My kittens are four weeks old this friday and i was jus wondering when i should start weaning them onto kitten food and how!! I have already tried soaking some dry food in water until its really mushy but i just cant get them to try it! 
Also while i'm here, mommy cat can sometimes be quite rough with her babies, she bites their head, neck, and face. I know she is only playing but is it ok for her to be so rough??


----------



## Sol (Feb 20, 2003)

Now is a good time to start. Wet food or minced meat mixed with kitten formula is a good starter. Put some food in the little monsters mouths and see what happens. :wink: Sometimes it can take more than one try.

Mother cat is rough, but she knows the limits.

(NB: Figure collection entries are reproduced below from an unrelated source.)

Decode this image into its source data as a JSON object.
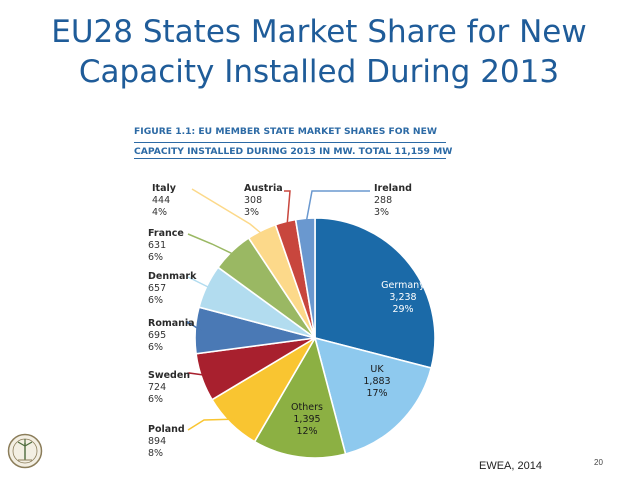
{
  "slide": {
    "title_line1": "EU28 States Market Share for New",
    "title_line2": "Capacity Installed During 2013",
    "source": "EWEA, 2014",
    "page_number": "20"
  },
  "figure": {
    "caption_line1": "FIGURE 1.1: EU MEMBER STATE MARKET SHARES FOR NEW",
    "caption_line2": "CAPACITY INSTALLED DURING 2013 IN MW. TOTAL 11,159 MW"
  },
  "chart_data": {
    "type": "pie",
    "title": "FIGURE 1.1: EU MEMBER STATE MARKET SHARES FOR NEW CAPACITY INSTALLED DURING 2013 IN MW. TOTAL 11,159 MW",
    "unit": "MW",
    "total": 11159,
    "slices": [
      {
        "label": "Germany",
        "value": 3238,
        "value_label": "3,238",
        "percent": 29,
        "percent_label": "29%",
        "color": "#1b6aa8"
      },
      {
        "label": "UK",
        "value": 1883,
        "value_label": "1,883",
        "percent": 17,
        "percent_label": "17%",
        "color": "#8ec9ee"
      },
      {
        "label": "Others",
        "value": 1395,
        "value_label": "1,395",
        "percent": 12,
        "percent_label": "12%",
        "color": "#8cb043"
      },
      {
        "label": "Poland",
        "value": 894,
        "value_label": "894",
        "percent": 8,
        "percent_label": "8%",
        "color": "#f9c531"
      },
      {
        "label": "Sweden",
        "value": 724,
        "value_label": "724",
        "percent": 6,
        "percent_label": "6%",
        "color": "#a8202e"
      },
      {
        "label": "Romania",
        "value": 695,
        "value_label": "695",
        "percent": 6,
        "percent_label": "6%",
        "color": "#4a79b5"
      },
      {
        "label": "Denmark",
        "value": 657,
        "value_label": "657",
        "percent": 6,
        "percent_label": "6%",
        "color": "#b2dcef"
      },
      {
        "label": "France",
        "value": 631,
        "value_label": "631",
        "percent": 6,
        "percent_label": "6%",
        "color": "#9ab863"
      },
      {
        "label": "Italy",
        "value": 444,
        "value_label": "444",
        "percent": 4,
        "percent_label": "4%",
        "color": "#fcd98a"
      },
      {
        "label": "Austria",
        "value": 308,
        "value_label": "308",
        "percent": 3,
        "percent_label": "3%",
        "color": "#c8463d"
      },
      {
        "label": "Ireland",
        "value": 288,
        "value_label": "288",
        "percent": 3,
        "percent_label": "3%",
        "color": "#6a98cf"
      }
    ],
    "start_at": "12 o'clock",
    "direction": "clockwise",
    "legend": "none"
  }
}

Don't worry about that.


----------



## aimes08 (Apr 11, 2008)

*weaning*

the little monsters just spit it back out! i've been trying for three days now! they seem more interested in licking the walls in my house!! and my fingers but only when there is no kitten food on them!! lol! awkward little things!!!


----------



## Sol (Feb 20, 2003)

*Re: weaning*



aimes08 said:


> the little monsters just spit it back out! i've been trying for three days now! they seem more interested in licking the walls in my house!! and my fingers but only when there is no kitten food on them!! lol! awkward little things!!!


Patience my friend, patience. :wink:


----------



## Loving_My_Cats (May 26, 2004)

If they spit it out, they aren't quite ready yet. I used to have to dip their face in it just to get them to try it. When they are ready, they'll catch on.


----------